OpenAI has unveiled o3 and o4-mini, the newest additions to its o-series lineup that the company claims are its most intelligent models to date.
According to OpenAI, a key advancement is the models’ ability to function as agents by using and combining all tools available in ChatGPT, including web search, Python data analysis, image analysis, and image generation.
The models have reportedly learned to determine independently when and how to employ various tools to solve complex problems, typically completing tasks in under a minute.
OpenAI demonstrates this capability with an energy consumption prompt example, where the model combines web search, Python analysis, chart creation, and explanation to present a comprehensive solution.
Ad
Video: OpenAI
Thinking with images
Another significant advancement is the models’ ability to integrate images directly into their internal chain of thought, “thinking” with them rather than merely “seeing” them.
This capability is enhanced by native use of image manipulation tools like zooming, cropping, or rotating directly within the reasoning process, as OpenAI explains in a blog post about visual thinking abilities.
In one example, OpenAI shows how the AI model zooms in on upside-down illegible handwriting, flips the image, and then correctly transcribes it.

According to OpenAI, the combination of improved reasoning and full tool access leads to significantly stronger performance on academic benchmarks and real-world tasks. The goal is to create a more agent-like ChatGPT that can execute tasks more independently.
Recommendation
Video: OpenAI
Setting new benchmark records
OpenAI o3, first introduced in December 2024 and refined since then, is reportedly the company’s most powerful reasoning model.
OpenAI says it demonstrates improvements in coding, mathematics, science, and visual perception, achieving new state-of-the-art (SOTA) results in benchmarks like Codeforces, SWE-bench, and MMMU.
The company claims o3 makes 20 percent fewer serious errors than its predecessor o1 on difficult real-world tasks, particularly in programming, business/consulting, and creative ideation. Early testers reportedly highlighted the model’s analytical rigor and hypothesis generation capabilities.

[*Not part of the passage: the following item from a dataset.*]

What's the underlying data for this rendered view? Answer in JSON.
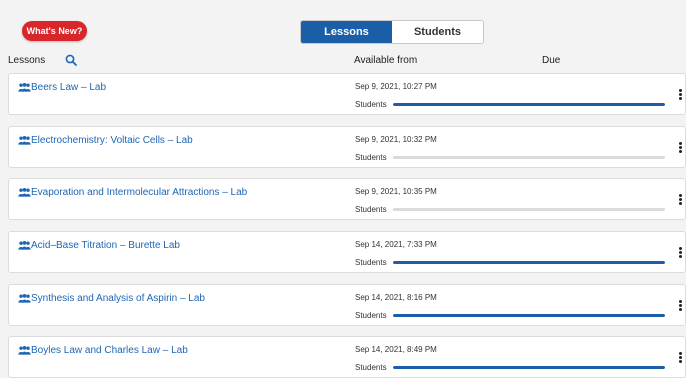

o4-mini is a smaller variant optimized for speed and cost efficiency that OpenAI says delivers remarkable performance for its size and price, particularly on mathematics, coding, and visual tasks.
On AIME 2025 with Python access, o4-mini achieves 99.5 percent, which OpenAI describes as approaching saturation of this benchmark. Compared to o3-mini, o4-mini also shows significant improvements in non-technical tasks and data science.

Both models supposedly follow prompts better and deliver more useful answers that can be verified through web sources. They are also designed to behave more naturally in conversation by referencing previous interactions.
More computing power = better performance
OpenAI reports increasing computing power by an order of magnitude for reinforcement learning and inferences during the “thinking process,” and continues to see performance gains. Nevertheless, o3 and o4-mini are often not only smarter but also more cost-efficient than their predecessors o1 and o3-mini.

OpenAI feels validated in its assumption that combining reinforcement learning with longer “thinking” improves AI model performance.
Through RL, the models have also been taught when and how to use tools purposefully, enhancing their capabilities in open-ended situations, especially in visual reasoning and multi-step processes.
Codex CLI and availability
Paying ChatGPT users (Plus, Pro, Team) can now access o3, o4-mini, and o4-mini-high; Enterprise and Edu accounts will gain access soon. Free users can try o4-mini in the “Think” selection. Developers can access the models via Chat Completions API and the new Responses API. They may need to verify their organizations to gain access.
A model called o3-pro with full tool support is expected to launch in a few weeks. Future models will combine the reasoning capabilities of the o-series with the conversational and tool capabilities of the GPT series. This likely refers to GPT-5, scheduled for release this summer.
As an experiment, OpenAI is also introducing Codex CLI, a lightweight coding agent for the terminal that runs locally and utilizes the reasoning of o3/o4-mini. It enables multimodal work via the command line (screenshots, sketches) with access to local code and is available as open source on GitHub. A funding initiative of $1 million in API credits aims to support projects.
Limitations in factual knowledge and hallucinations
Despite advances in tool use and reasoning, the new models show weaknesses. In PersonQA evaluation, which tests models on questions about well-known personalities, o4-mini performs worse than o1 and o3. OpenAI attributes this to the smaller model size: “Smaller models have less world knowledge and are more prone to hallucination.”
There’s also a notable difference between o1 and o3: o3 makes more statements overall—increasing both correct and incorrect assertions. OpenAI suspects that o3’s stronger reasoning capabilities make it more likely to generate statements even when information is unclear. Whether this stems from training data, reward functions, or other factors will be examined in future studies.